In 1760 the French zoologist Mathurin Jacques Brisson included a description of the claret-breasted fruit dove in his six volume Ornithologie based on a specimen collected on Ambon Island, one of the Maluku Islands of Indonesia. He used the French name La tourterelle verte d'Amboine and the Latin Turtur viridis amboinensis. Although Brisson coined Latin names, these do not conform to the binomial system and are not recognised by the International Commission on Zoological Nomenclature. When in 1766 the Swedish naturalist Carl Linnaeus updated his Systema Naturae for the twelfth edition, he added 240 species that had been previously described by Brisson. One of these was the claret-breasted fruit dove which he placed with all the other pigeons in the genus Columba. Linnaeus included a brief description, coined the binomial name Columba viridis and cited Brisson's work. The specific name viridis is the Latin word for "green". This fruit dove is now placed in the genus Ptilinopus that was introduced in 1825 by the English naturalist William Swainson.

Six subspecies are recognised:
- P. v. viridis (Linnaeus, 1766) – south Maluku Islands
- P. v. pectoralis (Wagler, 1829) – Raja Ampat Islands, Bird's Head Peninsula (northwest New Guinea)
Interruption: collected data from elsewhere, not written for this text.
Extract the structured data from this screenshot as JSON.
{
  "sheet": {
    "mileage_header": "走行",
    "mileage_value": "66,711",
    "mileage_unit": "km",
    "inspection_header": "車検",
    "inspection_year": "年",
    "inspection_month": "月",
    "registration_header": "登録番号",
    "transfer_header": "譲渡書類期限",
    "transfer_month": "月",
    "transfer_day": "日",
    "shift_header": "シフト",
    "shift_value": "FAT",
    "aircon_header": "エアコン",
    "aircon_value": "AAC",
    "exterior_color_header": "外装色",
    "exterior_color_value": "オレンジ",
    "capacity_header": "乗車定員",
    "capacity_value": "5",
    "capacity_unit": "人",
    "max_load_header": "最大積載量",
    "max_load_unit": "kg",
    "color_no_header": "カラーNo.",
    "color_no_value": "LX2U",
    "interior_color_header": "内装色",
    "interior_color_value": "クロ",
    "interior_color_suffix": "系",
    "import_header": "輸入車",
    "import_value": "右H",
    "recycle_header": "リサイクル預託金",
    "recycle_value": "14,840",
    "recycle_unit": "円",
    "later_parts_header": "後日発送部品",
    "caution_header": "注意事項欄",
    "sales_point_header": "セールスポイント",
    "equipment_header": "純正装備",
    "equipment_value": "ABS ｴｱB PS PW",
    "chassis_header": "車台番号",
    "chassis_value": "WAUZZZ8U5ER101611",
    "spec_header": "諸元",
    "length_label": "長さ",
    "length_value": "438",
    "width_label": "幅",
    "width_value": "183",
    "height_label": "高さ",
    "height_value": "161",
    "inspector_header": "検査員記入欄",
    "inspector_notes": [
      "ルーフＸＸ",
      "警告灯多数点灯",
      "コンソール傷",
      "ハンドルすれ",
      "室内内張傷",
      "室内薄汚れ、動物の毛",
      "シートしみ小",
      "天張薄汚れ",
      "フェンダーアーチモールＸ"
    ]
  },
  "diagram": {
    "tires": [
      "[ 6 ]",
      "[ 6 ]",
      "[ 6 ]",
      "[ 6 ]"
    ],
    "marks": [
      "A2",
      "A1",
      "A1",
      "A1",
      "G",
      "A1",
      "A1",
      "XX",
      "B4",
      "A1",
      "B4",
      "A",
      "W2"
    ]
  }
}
- P. v. geelvinkianus Schlegel, 1871 – Cenderawasih Bay Islands
- P. v. salvadorii Rothschild, 1892 – north New Guinea, Yapen Island (off northwest New Guinea)
- P. v. vicinus Hartert, 1895 – Trobriand Islands, D'Entrecasteaux Islands (off east New Guinea)
- P. v. lewisii Ramsay, EP, 1882 – Manus Island, Lihir Island and Nissan Island to west Solomon Islands

==Description==
The claret-breasted fruit dove is 20–21 cm in length. The plumage is mainly green apart from a well-defined patch of dark red-brown feathers on the throat and upper breast. The face and forecrown are bluish grey and shoulder has a bluish grey patch.